DECT trial shows combination of epirubicin and trastuzumab improves outcomes in breast cancer patients

The study entitled “A phase II neoadjuvant sequential regimen of docetaxel followed by high-dose epirubicin in combination with cyclophosphamide administered concurrently with trastuzumab. The DECT trial” has recently appeared in the Journal of Cell Physiology, an international, per-reviewed journal focused on cancer-related issues. The authors belong to a multidisciplinary Italian-American team with a long and productive history of collaboration with Prof. Antonio Giordano, Director of the Sbarro Institute for Cancer Research of Philadelphia, Temple University Pennsylvania, USA and the Department of Medicine Surgery and Neuroscience at University of Siena.

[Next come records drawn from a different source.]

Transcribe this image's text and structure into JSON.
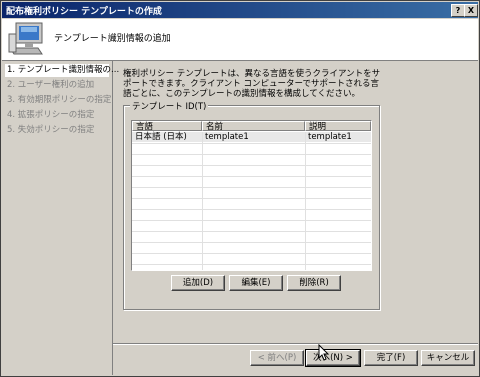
{
  "window": {
    "title": "配布権利ポリシー テンプレートの作成"
  },
  "titlebar_buttons": {
    "help": "?",
    "close": "X"
  },
  "header": {
    "title": "テンプレート識別情報の追加"
  },
  "steps": [
    {
      "label": "1. テンプレート識別情報の..."
    },
    {
      "label": "2. ユーザー権利の追加"
    },
    {
      "label": "3. 有効期限ポリシーの指定"
    },
    {
      "label": "4. 拡張ポリシーの指定"
    },
    {
      "label": "5. 失効ポリシーの指定"
    }
  ],
  "description": "権利ポリシー テンプレートは、異なる言語を使うクライアントをサポートできます。クライアント コンピューターでサポートされる言語ごとに、このテンプレートの識別情報を構成してください。",
  "group": {
    "label": "テンプレート ID(T)"
  },
  "table": {
    "columns": [
      "言語",
      "名前",
      "説明"
    ],
    "rows": [
      {
        "language": "日本語 (日本)",
        "name": "template1",
        "description": "template1"
      }
    ]
  },
  "buttons": {
    "add": "追加(D)",
    "edit": "編集(E)",
    "delete": "削除(R)",
    "back": "< 前へ(P)",
    "next": "次へ(N) >",
    "finish": "完了(F)",
    "cancel": "キャンセル"
  }
}
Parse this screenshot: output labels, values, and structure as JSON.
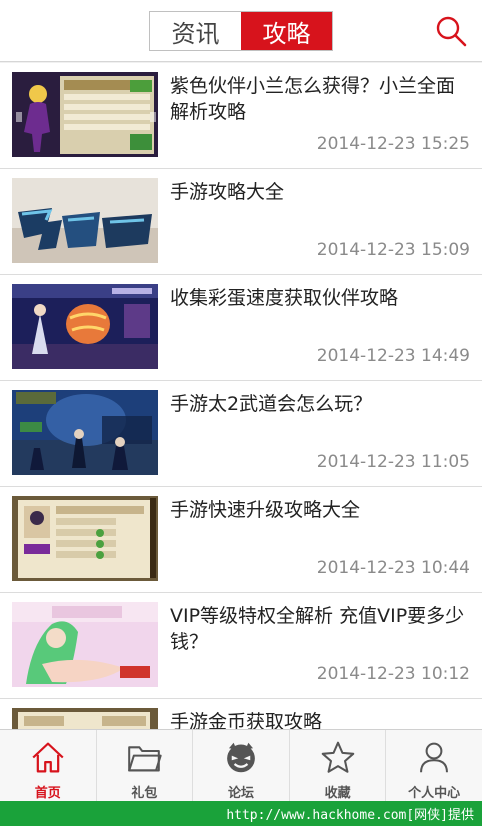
{
  "header": {
    "tabs": [
      {
        "label": "资讯",
        "active": false
      },
      {
        "label": "攻略",
        "active": true
      }
    ],
    "search_icon": "search-icon"
  },
  "articles": [
    {
      "title": "紫色伙伴小兰怎么获得？小兰全面解析攻略",
      "date": "2014-12-23 15:25",
      "thumb": "character-card-screenshot"
    },
    {
      "title": "手游攻略大全",
      "date": "2014-12-23 15:09",
      "thumb": "game-logo-banner"
    },
    {
      "title": "收集彩蛋速度获取伙伴攻略",
      "date": "2014-12-23 14:49",
      "thumb": "egg-battle-screenshot"
    },
    {
      "title": "手游太2武道会怎么玩？",
      "date": "2014-12-23 11:05",
      "thumb": "arena-screenshot"
    },
    {
      "title": "手游快速升级攻略大全",
      "date": "2014-12-23 10:44",
      "thumb": "level-up-screenshot"
    },
    {
      "title": "VIP等级特权全解析 充值VIP要多少钱？",
      "date": "2014-12-23 10:12",
      "thumb": "vip-character-screenshot"
    },
    {
      "title": "手游金币获取攻略",
      "date": "",
      "thumb": "gold-screenshot"
    }
  ],
  "nav": [
    {
      "label": "首页",
      "icon": "home-icon",
      "active": true
    },
    {
      "label": "礼包",
      "icon": "folder-icon",
      "active": false
    },
    {
      "label": "论坛",
      "icon": "forum-face-icon",
      "active": false
    },
    {
      "label": "收藏",
      "icon": "star-icon",
      "active": false
    },
    {
      "label": "个人中心",
      "icon": "user-icon",
      "active": false
    }
  ],
  "watermark": "http://www.hackhome.com[网侠]提供",
  "colors": {
    "accent": "#d7131c",
    "watermark_bg": "#1aa23a"
  }
}
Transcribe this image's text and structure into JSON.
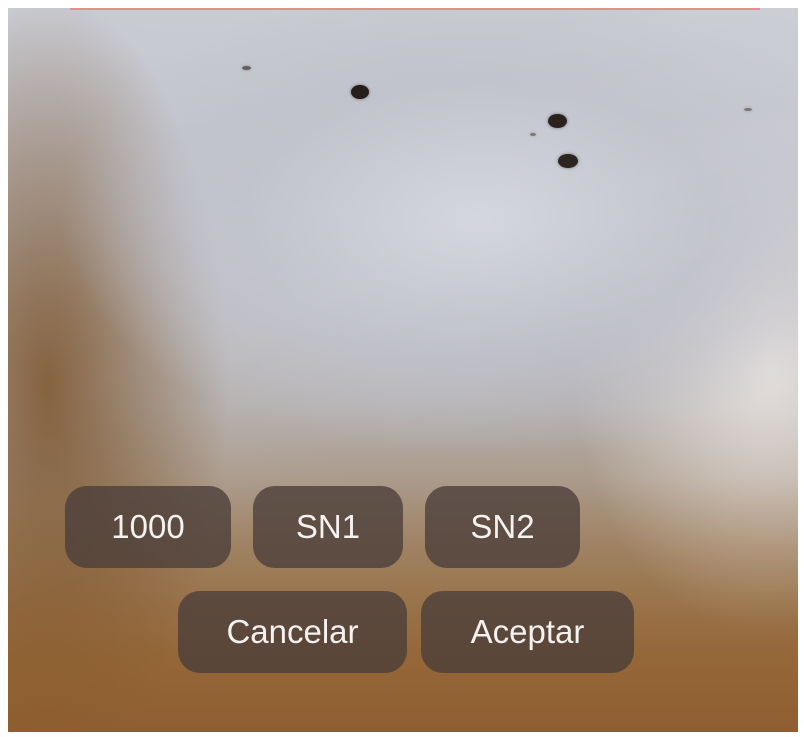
{
  "keypad": {
    "row1": {
      "key1_label": "1000",
      "key2_label": "SN1",
      "key3_label": "SN2"
    },
    "row2": {
      "cancel_label": "Cancelar",
      "accept_label": "Aceptar"
    }
  },
  "colors": {
    "button_background": "#4a3e3a",
    "button_text": "#f4f1ee",
    "top_accent_line": "#e58e8e"
  }
}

“The use of trastuzumab, a monoclonal antibody targeting the HER2 receptor, has dramatically improved the prognosis of the subgroup of breast cancer patients whose tumors overexpress this specific receptor. One of the greatest challenges in these patients has been combining trastuzumab with extremely effective drugs such as anthracyclines at the cost of an acceptable toxicity. Initial evidence seemed to discourage this approach due to the high-rate of cardiotoxicity, i.e., 27%, reported in the pivotal phase III trial of metastatic breast cancer from Slamon and colleagues. Subsequent studies have partly downsized these results. Yet, several doubts have remained concerning the combined use of these drugs. The DECT trial was design to further address this key question. We also used the data from this randomized trial to interpret treatment efficacy in light of hormonal and metabolic determinants, including the expression of estrogen and progesterone receptors and body mass index,” says Prof. Antonio Giordano.